La vitre cassée revisitée 
  
          Cette croyance n'est en fait qu'une version du célèbre sophisme de la vitre cassée (voir LA VITRE CASSÉE, OU COMMENT CRÉER DE LA RICHESSE EN DÉTRUISANT, le QL, no 83), sophisme démoli par Frédéric Bastiat il y a plus de 150 ans.  
  
          Les illettrés économiques qui acceptent cette « logique » pensent comme suit: lorsque le gouvernement se met à dépenser pour acheter des canons, des jets, des frégates, etc., il emploie un tas de gens et provoque des investissements massifs dans l'industrie militaire; ces nouveaux employés et nouveaux facteurs de production à leur tour occasionnent des dépenses dans d'autres secteurs non militaires qui vont aussi engager du personnel et investir, etc., ce qui fait rouler l'économie encore plus.

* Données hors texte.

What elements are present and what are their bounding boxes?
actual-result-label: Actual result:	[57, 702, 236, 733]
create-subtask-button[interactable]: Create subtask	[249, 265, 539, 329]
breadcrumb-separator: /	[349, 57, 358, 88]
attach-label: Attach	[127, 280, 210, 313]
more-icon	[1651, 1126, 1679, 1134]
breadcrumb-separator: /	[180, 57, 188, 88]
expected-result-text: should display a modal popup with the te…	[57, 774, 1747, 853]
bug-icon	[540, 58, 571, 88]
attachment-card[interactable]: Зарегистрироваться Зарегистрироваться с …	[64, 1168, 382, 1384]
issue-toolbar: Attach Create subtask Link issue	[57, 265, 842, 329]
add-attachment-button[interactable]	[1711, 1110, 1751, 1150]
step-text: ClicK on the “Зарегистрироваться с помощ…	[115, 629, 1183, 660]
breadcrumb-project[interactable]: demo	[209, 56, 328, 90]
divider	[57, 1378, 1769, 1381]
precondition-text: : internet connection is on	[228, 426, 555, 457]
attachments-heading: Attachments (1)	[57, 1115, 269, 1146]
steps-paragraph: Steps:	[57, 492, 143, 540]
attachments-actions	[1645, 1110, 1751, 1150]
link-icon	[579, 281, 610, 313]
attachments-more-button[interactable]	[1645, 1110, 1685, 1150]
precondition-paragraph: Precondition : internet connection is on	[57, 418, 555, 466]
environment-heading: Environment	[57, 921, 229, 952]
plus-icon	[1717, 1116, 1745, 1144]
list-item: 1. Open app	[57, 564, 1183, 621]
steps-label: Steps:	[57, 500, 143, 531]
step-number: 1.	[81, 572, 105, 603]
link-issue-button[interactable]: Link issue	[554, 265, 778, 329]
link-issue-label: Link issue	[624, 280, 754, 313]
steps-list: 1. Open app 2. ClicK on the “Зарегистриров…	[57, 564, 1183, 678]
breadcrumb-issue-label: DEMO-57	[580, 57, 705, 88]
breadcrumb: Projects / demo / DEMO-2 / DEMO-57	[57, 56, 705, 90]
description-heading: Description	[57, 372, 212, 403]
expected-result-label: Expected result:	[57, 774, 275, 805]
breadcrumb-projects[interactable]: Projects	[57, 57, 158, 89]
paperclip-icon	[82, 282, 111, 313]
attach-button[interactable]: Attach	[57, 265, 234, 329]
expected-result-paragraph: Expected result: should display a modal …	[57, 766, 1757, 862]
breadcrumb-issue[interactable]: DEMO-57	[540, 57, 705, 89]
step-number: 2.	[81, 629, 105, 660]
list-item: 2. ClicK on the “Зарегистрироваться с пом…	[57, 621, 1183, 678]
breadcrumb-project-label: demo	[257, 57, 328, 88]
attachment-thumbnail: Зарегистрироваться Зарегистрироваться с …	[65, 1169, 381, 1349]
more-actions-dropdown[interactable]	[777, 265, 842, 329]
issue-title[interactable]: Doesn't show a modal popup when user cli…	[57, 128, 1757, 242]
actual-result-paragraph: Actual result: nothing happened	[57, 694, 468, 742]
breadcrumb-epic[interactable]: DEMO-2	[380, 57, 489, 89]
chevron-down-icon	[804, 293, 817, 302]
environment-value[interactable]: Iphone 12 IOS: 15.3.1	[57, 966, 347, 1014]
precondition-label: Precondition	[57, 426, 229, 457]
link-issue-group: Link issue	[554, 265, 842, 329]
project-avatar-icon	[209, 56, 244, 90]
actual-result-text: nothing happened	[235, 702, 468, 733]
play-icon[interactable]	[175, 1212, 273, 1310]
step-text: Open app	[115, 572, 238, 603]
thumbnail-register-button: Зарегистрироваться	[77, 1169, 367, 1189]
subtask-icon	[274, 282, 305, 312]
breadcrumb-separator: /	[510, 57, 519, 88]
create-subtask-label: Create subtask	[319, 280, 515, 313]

De la même façon, la vitre cassée procure un marché au vitrier qui augmente son chiffre d'affaire, crée de l'emploi, dépense ses revenus, etc., ce qui provoque un mini boom économique.  
  
          Comme l'explique Bastiat, voilà ce qu'on voit dans l'immédiat. Ce qu'on ne voit pas, ou ce qu'on refuse de considérer parce que ça demande un effort intellectuel de plus que quelques secondes, c'est ce qui aurait pu être produit à la place de la vitre. Le propriétaire de la vitre cassée est en effet perdant. L'argent qu'il doit consacrer au remplacement de la vitre ne sera pas dépensé, par exemple, sur une nouvelle paire de chaussures, ce qui ne fera pas augmenter les ventes du cordonnier, etc., ce qui contrebalancera négativement le mini boom dans l'industrie de la vitre. Le résultat net est simplement que le propriétaire de la vitre cassée aura une nouvelle vitre – bref, sera au même point qu'avant – mais n'aura pas la paire de chaussures qu'il aurait pu s'acheter avec ce montant. Bref, il sera plus pauvre.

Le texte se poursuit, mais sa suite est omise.